Sometimes people complain of hearing noises unrelated to the reception of sound waves from an outside source. This phenomenon is called tinnitus and occurs in the form of a buzzing, ringing, or hissing sound.

It may be caused by some of the conditions described above and may be relieved by proper treatment. In many cases, however, the cause is unknown and the patient simply has to learn to live with the sounds and ignore them.

Impairment of Balance

The labyrinths of the inner ear are involved not only in hearing but also in controlling postural balance. When the labyrinths are diseased, the result can be a feeling of vertigo or true dizziness. This sensation of being unable to maintain balance is quite different from feeling lightheaded or giddy.

Vertigo can be an incapacitating disorder. Sometimes it is caused by diseases of the central nervous system such as epilepsy or brain hemorrhage, but more often by inflammation sometimes caused by infection of the labyrinth. It can be sudden and recurrent as in Ménière's disease , or somewhat gradual and nonrecurrent. It may or may not be accompanied by vomiting or hearing loss. Treatment for the condition varies depending on the cause.

Deafness

Deafness at birth or in a very young baby is an especially difficult problem because hearing is necessary for the development of speech. Although the deafness itself may be impossible to correct, its early recognition and management can usually prevent muteness from developing.

Many communities now have special schools for deaf children, and new techniques and machines are constantly being devised for helping them to learn how to speak, even if imperfectly. Any doubt about an infant's ability to hear should therefore be brought to a physician's attention immediately.

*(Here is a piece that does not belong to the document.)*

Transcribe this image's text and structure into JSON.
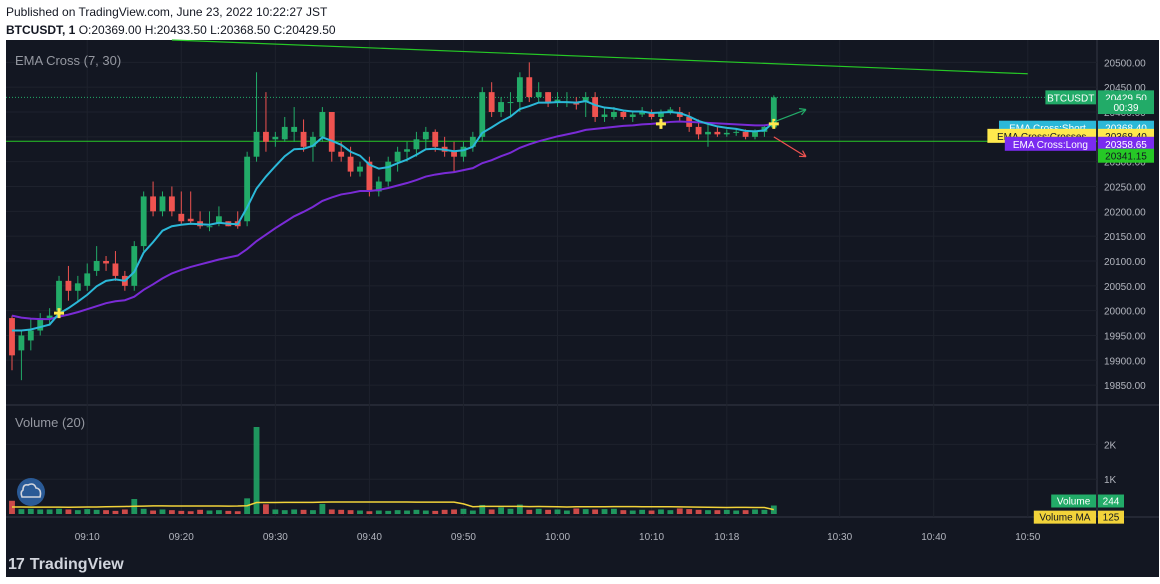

Deafness at birth can be caused by a maternal infection such as rubella (German measles) during pregnancy. Because children are often the ones who spread this disease, youngsters should be immunized against it.

Hearing Aids

Hearing loss that cannot be treated medically or surgically can often be compensated for by an accurately fitted hearing aid. This device, which now comes in many sizes, shapes, and types, converts sound waves into electrical impulses, amplifies them, and reconverts them into sound waves. A hearing aid can be placed in the auditory canal for air conduction of sound waves, or it can be worn behind the ear for bone conduction. See under “Hearing Loss” in Ch. 6, The Later Years , for further information about hearing aids.